Commissioned by the Fred Harvey Company, designed by Mary Colter, and completed in 1935, the log-and-stone Bright Angel Lodge offered canyon travelers alternative accommodation to the luxurious El Tovar. Just off the lobby is the History Room , a small museum devoted to Harvey, who, in conjunction with the Atchison, Topeka & Santa Fe Railway, transformed Grand Canyon into a popular tourist destination.
Today's Bright Angel is the latest in a series of incarnations that began after the first stagecoach arrived at the South Rim from Flagstaff on May 19, 1892. When train service to the canyon looked inevitable, James Thurber relocated his Flagstaff-Grand Canyon stagecoach line to the head of the Bright Angel Trail and opened Bright Angel Hotel and Camps. He sold the property to Williams hotelier Martin Buggein in 1901, but because neither man made a formal claim to the land upon which the hotel stood, the Atchison, Topeka and Santa Fe Railway enveloped the site as part of its 20-acre depot; upon completion of the railroad's luxury El Tovar in 1905, the railroad bought Buggein's share of Bright Angel and upgraded his accommodation.

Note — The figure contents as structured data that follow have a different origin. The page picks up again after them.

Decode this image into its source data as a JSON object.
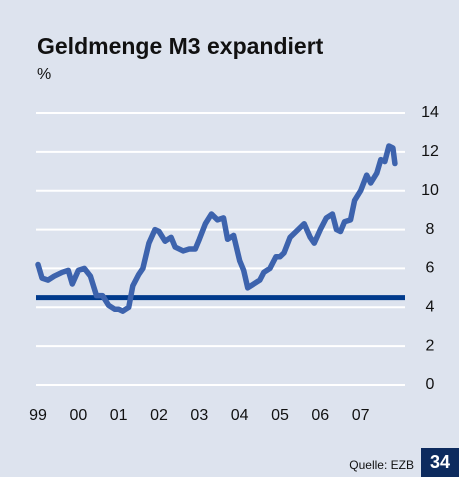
{
  "chart_data": {
    "type": "line",
    "title": "Geldmenge M3 expandiert",
    "y_unit": "%",
    "x": [
      1999.0,
      1999.1,
      1999.25,
      1999.4,
      1999.6,
      1999.75,
      1999.85,
      2000.0,
      2000.15,
      2000.3,
      2000.45,
      2000.6,
      2000.75,
      2000.9,
      2001.0,
      2001.1,
      2001.25,
      2001.35,
      2001.5,
      2001.6,
      2001.75,
      2001.9,
      2002.0,
      2002.15,
      2002.3,
      2002.4,
      2002.6,
      2002.75,
      2002.9,
      2003.0,
      2003.15,
      2003.3,
      2003.45,
      2003.6,
      2003.7,
      2003.85,
      2004.0,
      2004.1,
      2004.2,
      2004.35,
      2004.5,
      2004.6,
      2004.75,
      2004.9,
      2005.0,
      2005.1,
      2005.25,
      2005.45,
      2005.6,
      2005.75,
      2005.85,
      2006.0,
      2006.15,
      2006.3,
      2006.4,
      2006.5,
      2006.6,
      2006.75,
      2006.85,
      2007.0,
      2007.15,
      2007.25,
      2007.4,
      2007.5,
      2007.6,
      2007.7,
      2007.8,
      2007.85
    ],
    "series": [
      {
        "name": "M3",
        "color": "#3d63ad",
        "values": [
          6.2,
          5.5,
          5.4,
          5.6,
          5.8,
          5.9,
          5.2,
          5.9,
          6.0,
          5.6,
          4.6,
          4.6,
          4.1,
          3.9,
          3.9,
          3.8,
          4.0,
          5.1,
          5.7,
          6.0,
          7.3,
          8.0,
          7.9,
          7.4,
          7.6,
          7.1,
          6.9,
          7.0,
          7.0,
          7.5,
          8.3,
          8.8,
          8.5,
          8.6,
          7.5,
          7.7,
          6.4,
          5.9,
          5.0,
          5.2,
          5.4,
          5.8,
          6.0,
          6.6,
          6.6,
          6.8,
          7.6,
          8.0,
          8.3,
          7.6,
          7.3,
          8.0,
          8.6,
          8.8,
          8.0,
          7.9,
          8.4,
          8.5,
          9.5,
          10.0,
          10.8,
          10.4,
          10.9,
          11.6,
          11.5,
          12.3,
          12.2,
          11.4
        ]
      }
    ],
    "reference_line": {
      "value": 4.5,
      "color": "#003a8c"
    },
    "xlim": [
      1998.95,
      2008.1
    ],
    "xticks": [
      {
        "value": 1999,
        "label": "99"
      },
      {
        "value": 2000,
        "label": "00"
      },
      {
        "value": 2001,
        "label": "01"
      },
      {
        "value": 2002,
        "label": "02"
      },
      {
        "value": 2003,
        "label": "03"
      },
      {
        "value": 2004,
        "label": "04"
      },
      {
        "value": 2005,
        "label": "05"
      },
      {
        "value": 2006,
        "label": "06"
      },
      {
        "value": 2007,
        "label": "07"
      }
    ],
    "ylim": [
      0,
      14
    ],
    "yticks": [
      0,
      2,
      4,
      6,
      8,
      10,
      12,
      14
    ],
    "grid": true,
    "source": "Quelle: EZB",
    "page_number": "34"
  }
}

On the lodge grounds is the Buckey O’Neill Cabin. Built in the 1890s by William Owen O’Neill, the cabin is the longest continually standing building on the rim. Nicknamed ‘Buckey’ because he ‘bucked the odds’ in a card game, O’Neill moved to Arizona in 1879 and worked as an author, journalist, miner, politician and judge. In 1897 he raised money for and became president of the Santa Fe and Grand Canyon Railroad Co, and was a significant force behind the railroad's arrival to the South Rim in 1901. In 1898, he joined Teddy Roosevelt’s Rough Riders in the Spanish American War and died at age 38 the day before the assault on San Juan Hill. Today, the lucky few who make reservations well in advance can stay in his cabin.